Bérangère Couillard,
Secrétariat d’État auprès du ministre de la transition écologique et de la cohésion des territoires, chargé de l’écologie •
14 févr. 2023Afin de lutter contre les produits à usage unique qui représentent une importe source de gaspillage, la loi relative à la lutte contre le gaspillage et à l'économie circulaire dispose qu'à compter du 1er janvier 2023, les établissements de restauration soient tenus de servir les repas et boissons dans de la vaisselle ainsi qu'avec des couverts réemployables. L'article D. 541-342 du code de l'environnement est venu préciser cette disposition qui est applicable aux personnes ayant une activité professionnelle de restauration sur place, qu'elle soit leur activité principale ou non, qu'elle soit en intérieur ou en extérieur dès lors qu'elle permet de restaurer simultanément au moins 20 personnes, assises ou debout. Les 25 plus grandes enseignes de la restauration ont été convoquées par le ministre de la transition écologique et de la cohésion des territoires et la secrétaire d'État chargée de l'écologie début janvier.

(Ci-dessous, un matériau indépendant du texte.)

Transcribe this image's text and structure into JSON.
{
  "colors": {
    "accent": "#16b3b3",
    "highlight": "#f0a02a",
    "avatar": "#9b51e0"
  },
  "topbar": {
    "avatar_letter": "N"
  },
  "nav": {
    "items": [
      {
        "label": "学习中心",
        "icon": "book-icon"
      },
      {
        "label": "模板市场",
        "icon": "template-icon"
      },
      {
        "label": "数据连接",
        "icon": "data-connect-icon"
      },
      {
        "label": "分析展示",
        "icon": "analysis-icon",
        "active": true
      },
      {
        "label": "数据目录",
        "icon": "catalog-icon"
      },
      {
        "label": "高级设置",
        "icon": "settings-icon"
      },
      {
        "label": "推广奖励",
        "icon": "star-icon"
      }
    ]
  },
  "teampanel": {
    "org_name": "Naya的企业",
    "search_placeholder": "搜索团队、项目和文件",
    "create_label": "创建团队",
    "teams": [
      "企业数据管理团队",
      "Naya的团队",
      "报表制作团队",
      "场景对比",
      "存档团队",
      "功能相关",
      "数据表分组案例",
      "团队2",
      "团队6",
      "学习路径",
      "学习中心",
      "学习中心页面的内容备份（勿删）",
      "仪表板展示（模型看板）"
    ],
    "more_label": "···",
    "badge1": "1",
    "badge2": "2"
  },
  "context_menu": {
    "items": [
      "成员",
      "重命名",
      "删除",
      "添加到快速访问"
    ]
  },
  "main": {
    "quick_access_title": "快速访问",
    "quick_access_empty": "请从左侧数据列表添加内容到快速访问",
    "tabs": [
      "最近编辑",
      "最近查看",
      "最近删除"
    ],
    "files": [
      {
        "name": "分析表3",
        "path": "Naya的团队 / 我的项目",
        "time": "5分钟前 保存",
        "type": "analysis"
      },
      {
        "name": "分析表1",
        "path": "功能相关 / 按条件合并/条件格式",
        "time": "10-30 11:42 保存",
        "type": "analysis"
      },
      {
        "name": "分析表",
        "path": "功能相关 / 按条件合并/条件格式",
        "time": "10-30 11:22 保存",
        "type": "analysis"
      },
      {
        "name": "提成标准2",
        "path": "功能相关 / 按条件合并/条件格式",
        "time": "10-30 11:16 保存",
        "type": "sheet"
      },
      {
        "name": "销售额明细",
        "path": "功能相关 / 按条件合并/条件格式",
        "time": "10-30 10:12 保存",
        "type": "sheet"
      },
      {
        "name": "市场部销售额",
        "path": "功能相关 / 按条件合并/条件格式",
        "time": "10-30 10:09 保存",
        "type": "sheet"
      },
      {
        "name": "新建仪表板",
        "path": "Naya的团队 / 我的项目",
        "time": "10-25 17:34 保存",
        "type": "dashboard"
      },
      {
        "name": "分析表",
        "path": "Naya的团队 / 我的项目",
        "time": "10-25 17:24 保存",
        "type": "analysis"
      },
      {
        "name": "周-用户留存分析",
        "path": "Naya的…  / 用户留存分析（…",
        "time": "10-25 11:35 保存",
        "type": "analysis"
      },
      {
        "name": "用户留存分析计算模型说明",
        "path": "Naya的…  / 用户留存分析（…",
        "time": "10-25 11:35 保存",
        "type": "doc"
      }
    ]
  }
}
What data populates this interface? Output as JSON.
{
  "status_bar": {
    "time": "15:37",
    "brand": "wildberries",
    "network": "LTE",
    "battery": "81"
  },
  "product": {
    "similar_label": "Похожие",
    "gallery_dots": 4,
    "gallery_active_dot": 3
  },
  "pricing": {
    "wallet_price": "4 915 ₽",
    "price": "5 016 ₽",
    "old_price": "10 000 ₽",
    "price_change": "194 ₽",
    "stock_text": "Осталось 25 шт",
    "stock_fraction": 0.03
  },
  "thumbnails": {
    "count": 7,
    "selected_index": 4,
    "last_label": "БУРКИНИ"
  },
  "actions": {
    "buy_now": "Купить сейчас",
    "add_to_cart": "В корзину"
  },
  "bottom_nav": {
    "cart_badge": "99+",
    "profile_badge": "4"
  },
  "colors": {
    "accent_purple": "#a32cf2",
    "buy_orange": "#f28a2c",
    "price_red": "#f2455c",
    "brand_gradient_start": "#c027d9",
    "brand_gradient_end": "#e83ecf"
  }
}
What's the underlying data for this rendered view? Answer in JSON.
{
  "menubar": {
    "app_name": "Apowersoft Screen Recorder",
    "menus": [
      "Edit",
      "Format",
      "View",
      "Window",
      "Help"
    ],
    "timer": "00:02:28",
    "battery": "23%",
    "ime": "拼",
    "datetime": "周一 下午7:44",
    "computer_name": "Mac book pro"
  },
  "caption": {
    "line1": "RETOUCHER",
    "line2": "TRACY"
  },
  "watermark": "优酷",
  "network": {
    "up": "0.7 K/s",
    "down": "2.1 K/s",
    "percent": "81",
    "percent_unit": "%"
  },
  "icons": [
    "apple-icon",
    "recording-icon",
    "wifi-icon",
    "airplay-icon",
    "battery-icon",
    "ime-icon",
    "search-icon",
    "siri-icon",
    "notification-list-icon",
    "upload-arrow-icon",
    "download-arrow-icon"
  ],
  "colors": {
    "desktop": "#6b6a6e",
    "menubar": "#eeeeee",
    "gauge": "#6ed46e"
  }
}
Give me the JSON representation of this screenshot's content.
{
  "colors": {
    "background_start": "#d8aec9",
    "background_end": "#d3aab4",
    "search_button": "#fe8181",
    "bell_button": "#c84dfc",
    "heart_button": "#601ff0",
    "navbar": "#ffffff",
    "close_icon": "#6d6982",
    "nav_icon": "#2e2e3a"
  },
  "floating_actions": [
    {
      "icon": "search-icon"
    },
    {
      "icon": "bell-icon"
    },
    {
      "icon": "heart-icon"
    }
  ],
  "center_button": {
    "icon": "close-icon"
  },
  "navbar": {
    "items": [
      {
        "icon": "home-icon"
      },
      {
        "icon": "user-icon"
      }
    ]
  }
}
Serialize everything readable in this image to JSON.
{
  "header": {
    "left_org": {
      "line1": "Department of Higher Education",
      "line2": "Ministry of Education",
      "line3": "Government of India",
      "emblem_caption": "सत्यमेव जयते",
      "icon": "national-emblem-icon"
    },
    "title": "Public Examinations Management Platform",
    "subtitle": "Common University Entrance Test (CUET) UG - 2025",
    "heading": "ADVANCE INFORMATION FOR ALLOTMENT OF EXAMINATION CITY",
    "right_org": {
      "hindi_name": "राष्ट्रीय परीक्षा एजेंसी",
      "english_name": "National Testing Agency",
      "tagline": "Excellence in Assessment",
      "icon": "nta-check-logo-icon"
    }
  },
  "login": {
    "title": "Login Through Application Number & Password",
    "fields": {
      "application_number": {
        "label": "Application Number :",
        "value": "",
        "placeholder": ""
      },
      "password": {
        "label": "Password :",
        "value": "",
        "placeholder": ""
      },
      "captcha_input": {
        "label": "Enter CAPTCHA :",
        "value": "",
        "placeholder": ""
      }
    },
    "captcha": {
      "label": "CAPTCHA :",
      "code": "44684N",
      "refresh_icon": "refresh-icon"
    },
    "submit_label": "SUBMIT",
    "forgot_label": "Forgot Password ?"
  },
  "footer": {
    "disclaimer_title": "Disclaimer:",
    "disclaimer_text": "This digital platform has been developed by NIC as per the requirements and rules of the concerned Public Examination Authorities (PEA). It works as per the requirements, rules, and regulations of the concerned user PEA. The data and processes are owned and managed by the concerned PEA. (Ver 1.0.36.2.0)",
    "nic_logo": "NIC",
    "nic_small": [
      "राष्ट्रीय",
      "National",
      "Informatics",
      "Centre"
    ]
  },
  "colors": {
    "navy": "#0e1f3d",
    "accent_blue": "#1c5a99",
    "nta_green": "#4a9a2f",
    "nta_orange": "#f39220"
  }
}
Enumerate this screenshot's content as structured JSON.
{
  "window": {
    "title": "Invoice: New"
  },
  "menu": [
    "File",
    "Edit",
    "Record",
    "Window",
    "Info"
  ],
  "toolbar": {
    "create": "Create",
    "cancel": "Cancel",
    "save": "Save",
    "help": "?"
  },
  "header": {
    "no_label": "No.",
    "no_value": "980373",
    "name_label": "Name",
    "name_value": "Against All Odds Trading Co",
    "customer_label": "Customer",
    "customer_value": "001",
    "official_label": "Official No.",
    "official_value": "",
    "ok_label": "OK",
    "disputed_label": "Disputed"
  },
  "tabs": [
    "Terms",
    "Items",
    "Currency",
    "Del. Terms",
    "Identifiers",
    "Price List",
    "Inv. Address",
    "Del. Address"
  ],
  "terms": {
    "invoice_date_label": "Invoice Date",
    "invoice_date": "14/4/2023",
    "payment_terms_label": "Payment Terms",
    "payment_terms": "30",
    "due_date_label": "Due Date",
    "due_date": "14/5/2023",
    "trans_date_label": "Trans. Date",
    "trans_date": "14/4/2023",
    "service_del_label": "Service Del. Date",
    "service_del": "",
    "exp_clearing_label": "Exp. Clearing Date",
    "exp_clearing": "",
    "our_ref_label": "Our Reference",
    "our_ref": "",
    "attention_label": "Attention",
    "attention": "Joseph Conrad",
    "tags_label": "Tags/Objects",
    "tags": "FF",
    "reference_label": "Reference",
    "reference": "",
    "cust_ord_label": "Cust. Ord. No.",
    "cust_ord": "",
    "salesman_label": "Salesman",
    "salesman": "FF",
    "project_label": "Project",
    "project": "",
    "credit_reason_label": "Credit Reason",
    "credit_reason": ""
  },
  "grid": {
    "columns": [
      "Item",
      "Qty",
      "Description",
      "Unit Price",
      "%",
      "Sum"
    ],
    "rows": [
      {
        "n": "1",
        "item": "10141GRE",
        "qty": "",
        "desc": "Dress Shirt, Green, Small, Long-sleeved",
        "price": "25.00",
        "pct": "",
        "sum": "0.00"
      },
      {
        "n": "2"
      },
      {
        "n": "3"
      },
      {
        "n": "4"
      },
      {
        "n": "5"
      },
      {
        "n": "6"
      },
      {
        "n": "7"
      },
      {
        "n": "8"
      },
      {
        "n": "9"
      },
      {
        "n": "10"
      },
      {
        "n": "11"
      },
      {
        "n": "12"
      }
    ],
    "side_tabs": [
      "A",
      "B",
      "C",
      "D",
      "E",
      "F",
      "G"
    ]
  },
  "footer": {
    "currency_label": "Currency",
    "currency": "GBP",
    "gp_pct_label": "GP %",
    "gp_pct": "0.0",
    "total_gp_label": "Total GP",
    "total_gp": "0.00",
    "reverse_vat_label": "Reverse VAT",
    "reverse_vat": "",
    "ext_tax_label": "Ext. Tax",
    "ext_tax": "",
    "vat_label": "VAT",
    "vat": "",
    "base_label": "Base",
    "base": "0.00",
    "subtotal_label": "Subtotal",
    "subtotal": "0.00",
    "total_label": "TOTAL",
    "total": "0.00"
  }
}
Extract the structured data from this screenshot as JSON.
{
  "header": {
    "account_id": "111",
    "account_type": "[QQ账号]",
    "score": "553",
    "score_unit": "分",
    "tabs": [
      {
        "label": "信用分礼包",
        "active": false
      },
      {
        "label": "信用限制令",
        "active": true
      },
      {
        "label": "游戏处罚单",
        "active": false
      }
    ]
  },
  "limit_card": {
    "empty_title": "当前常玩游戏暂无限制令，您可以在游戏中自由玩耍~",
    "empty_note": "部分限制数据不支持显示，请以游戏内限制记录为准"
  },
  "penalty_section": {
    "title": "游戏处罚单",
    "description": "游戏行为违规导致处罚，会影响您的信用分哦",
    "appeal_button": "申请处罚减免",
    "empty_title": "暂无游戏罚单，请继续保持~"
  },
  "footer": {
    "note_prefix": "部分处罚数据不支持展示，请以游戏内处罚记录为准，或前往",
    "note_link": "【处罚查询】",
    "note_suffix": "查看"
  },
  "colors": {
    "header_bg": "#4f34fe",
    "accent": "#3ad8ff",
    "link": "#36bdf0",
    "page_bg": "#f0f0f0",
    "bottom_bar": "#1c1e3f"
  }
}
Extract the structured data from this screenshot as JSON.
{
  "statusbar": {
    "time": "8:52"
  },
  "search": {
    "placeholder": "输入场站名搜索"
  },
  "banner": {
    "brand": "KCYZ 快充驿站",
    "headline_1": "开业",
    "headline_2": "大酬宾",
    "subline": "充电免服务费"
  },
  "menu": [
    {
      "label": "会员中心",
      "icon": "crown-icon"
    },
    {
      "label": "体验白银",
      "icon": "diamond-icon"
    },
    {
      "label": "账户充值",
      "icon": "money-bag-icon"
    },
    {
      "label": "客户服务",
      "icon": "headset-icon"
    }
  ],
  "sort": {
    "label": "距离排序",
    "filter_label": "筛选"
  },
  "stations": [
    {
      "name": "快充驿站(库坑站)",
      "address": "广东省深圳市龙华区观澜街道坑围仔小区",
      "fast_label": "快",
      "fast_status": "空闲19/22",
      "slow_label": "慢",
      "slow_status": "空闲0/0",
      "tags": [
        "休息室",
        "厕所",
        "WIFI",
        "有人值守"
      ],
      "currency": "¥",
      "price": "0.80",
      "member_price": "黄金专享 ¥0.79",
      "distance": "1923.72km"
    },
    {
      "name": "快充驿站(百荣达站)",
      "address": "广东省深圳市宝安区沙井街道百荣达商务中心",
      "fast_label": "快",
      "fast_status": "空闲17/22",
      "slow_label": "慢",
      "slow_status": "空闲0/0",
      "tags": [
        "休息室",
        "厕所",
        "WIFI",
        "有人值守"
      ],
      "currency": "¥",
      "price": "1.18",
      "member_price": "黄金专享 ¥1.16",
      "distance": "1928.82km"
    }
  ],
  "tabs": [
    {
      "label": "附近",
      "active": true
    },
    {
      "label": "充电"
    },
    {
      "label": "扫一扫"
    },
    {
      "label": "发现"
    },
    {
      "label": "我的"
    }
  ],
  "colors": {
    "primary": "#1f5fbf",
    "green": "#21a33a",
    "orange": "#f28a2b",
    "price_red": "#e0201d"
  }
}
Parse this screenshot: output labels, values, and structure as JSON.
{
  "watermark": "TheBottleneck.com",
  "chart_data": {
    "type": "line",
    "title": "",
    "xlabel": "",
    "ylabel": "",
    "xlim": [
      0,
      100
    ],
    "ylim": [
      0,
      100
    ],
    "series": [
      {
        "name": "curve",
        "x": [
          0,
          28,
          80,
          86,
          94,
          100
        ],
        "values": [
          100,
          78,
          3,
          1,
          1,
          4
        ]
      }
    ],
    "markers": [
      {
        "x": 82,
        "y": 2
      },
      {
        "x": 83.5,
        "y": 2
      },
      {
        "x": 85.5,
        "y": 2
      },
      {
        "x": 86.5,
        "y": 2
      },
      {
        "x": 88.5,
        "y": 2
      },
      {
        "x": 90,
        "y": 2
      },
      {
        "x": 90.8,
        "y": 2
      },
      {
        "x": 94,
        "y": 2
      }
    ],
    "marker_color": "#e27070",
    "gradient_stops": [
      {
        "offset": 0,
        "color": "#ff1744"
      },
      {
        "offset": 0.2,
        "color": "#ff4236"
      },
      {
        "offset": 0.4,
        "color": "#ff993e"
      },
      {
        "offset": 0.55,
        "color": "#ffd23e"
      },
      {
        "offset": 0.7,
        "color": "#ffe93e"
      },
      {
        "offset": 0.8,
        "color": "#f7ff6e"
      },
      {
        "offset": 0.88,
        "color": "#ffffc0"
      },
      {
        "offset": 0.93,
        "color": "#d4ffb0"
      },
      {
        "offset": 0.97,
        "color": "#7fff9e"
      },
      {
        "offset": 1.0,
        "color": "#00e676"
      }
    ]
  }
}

Cette réunion a mis en évidence que toutes les enseignes de la restauration ne s'étaient pas saisies de ce sujet : certaines ont d'ores et déjà plus de 90 % de leurs établissements respectant cette obligation alors que d'autres sont bien plus en retard. Le Ministre de la transition écologique et de la cohésion des territoires, Christophe Béchu, et la secrétaire d'État chargée de l'écologie, Bérangère Couillard, ont demandé à toutes les enseignes de transmettre sous quinze jours un plan d'actions correctives pour leurs restaurants qui ne seraient pas encore conformes en identifiant les difficultés pouvant justifier un retard de mise en œuvre de cette disposition de la loi anti-gaspillage. Rendez-vous a été pris à la fin du premier trimestre pour s'assurer du respect de ces plans d'actions. C'est dans ce cadre que seront opérés les premiers contrôles de cette disposition, notamment des enseignes n'ayant pas pris le soin de transmettre leur plan d'actions ainsi que de celles ayant fait le choix délibéré de ne pas respecter le plan transmis. En cas de non respect de la loi, les sanctions potentielles sont notamment le paiement d'une amende administrative au plus égale à 15 000 € et une astreinte journalière au plus égale à 1 500 €. Ces sanctions sont cumulables pour une enseigne qui aurait plusieurs de ses restaurants en écart.